In 2004, Amy Velez was the lead plaintiff in a class action suit filed against Novartis AG, claiming the company discriminated against female employees on the basis of gender, pay and pregnancy. Attorneys for the women claimed that Novartis engaged in "systemic discrimination" against female employees since 2002. Last May, a jury awarded the twelve named plaintiffs $3.4 million in back pay and other damages.

The same jury also awarded $250 million in punitive damages to the 5,600 women that work for the company. According to a Bloomberg report, this was the largest employment discrimination verdict ever awarded. Novartis appealed the ruling and the two sides eventually agreed to a $175 million settlement. Of the settlement funds, $152.5 million will go directly to the class members and $22.5 will be used to address companywide complaint processes, oversight and performance assessment, according to a Reuters report.

Dramatic Rise from 2009 Levels

The Velez settlement is a large reason that private plaintiff employment discrimination class-action suits have seen a dramatic rise in value this year. According to Annual Workplace Class Action Litigation Report, the total value of the top ten settlements and awards for class actions lawsuits was over $346 million for 2010, nearly four times the 2009 total of $84.4 million.

The report also found that wage and hour claims were the most common type of employment law class action. The top ten wage and hour settlements for 2010 fell 7.4 percent from 2009 levels, totaling $336.5 million last year.

Major Supreme Court Cases to be Decided This Term

The push for settlements may be related to the United States Supreme Court docket for 2011. The Society for Human Resource Management notes that the Supreme Court is scheduled to decide three cases related to class actions this term which will decide when and how class actions can be brought.

In Dukes v.
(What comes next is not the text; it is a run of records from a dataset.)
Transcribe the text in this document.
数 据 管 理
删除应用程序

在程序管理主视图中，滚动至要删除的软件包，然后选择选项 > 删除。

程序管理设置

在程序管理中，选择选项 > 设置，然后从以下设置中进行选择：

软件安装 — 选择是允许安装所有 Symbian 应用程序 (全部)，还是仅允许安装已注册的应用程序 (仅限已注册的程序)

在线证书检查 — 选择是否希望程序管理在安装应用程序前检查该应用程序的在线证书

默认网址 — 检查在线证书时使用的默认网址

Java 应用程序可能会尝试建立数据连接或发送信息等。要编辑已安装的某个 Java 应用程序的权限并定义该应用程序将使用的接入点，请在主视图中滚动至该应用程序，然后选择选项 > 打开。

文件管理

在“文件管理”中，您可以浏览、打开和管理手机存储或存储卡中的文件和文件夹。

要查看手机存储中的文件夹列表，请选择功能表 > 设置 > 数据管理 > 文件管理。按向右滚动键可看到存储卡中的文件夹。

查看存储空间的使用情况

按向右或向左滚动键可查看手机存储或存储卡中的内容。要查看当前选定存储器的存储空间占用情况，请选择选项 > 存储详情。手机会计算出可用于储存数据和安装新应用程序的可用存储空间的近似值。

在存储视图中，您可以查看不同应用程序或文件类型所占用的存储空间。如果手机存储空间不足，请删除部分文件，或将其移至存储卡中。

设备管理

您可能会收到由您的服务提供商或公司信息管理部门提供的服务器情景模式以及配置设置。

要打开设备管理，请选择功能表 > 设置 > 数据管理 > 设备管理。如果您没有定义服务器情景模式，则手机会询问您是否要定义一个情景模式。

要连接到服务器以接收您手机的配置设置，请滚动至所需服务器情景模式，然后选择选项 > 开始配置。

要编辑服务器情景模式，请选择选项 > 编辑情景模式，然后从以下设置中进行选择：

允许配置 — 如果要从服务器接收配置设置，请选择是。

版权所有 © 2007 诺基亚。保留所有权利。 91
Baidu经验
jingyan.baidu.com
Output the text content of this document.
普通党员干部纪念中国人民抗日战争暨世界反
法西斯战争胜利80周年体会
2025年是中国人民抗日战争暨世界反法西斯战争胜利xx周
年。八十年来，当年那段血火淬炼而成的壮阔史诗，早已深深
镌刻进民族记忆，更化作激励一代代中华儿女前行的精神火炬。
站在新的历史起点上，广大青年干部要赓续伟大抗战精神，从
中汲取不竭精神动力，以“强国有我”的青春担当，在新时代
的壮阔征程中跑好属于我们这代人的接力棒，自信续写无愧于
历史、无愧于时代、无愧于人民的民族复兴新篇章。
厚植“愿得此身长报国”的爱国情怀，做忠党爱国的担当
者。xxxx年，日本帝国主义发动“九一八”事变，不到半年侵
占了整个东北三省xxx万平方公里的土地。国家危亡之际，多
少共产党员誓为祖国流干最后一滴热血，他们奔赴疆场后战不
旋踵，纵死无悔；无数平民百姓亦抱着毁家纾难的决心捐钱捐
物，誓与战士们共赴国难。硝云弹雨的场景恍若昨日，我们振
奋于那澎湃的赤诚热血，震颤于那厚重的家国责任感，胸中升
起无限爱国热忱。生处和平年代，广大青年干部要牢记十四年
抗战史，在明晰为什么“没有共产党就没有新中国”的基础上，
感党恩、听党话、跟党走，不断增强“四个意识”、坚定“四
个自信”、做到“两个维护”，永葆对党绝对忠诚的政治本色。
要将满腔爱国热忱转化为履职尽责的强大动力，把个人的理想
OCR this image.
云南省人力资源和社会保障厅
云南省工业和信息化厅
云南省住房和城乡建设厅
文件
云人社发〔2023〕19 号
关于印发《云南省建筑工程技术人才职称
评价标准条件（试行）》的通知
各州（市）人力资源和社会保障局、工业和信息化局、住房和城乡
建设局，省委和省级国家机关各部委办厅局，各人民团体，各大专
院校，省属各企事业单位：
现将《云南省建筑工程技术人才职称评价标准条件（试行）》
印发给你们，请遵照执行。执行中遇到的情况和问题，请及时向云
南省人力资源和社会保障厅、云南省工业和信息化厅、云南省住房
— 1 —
Wal-Mart, the Court will decide the extent of commonality that the class must have in order to be certified. The issues in AT&T Mobility v. Concepcion revolve around whether service agreements can prevent consumers from bringing class-wide arbitration. Finally, in Smith v. Bayer, the Court is asked to decide if the federal courts, after denying class certification, can prevent a state court from certifying a class.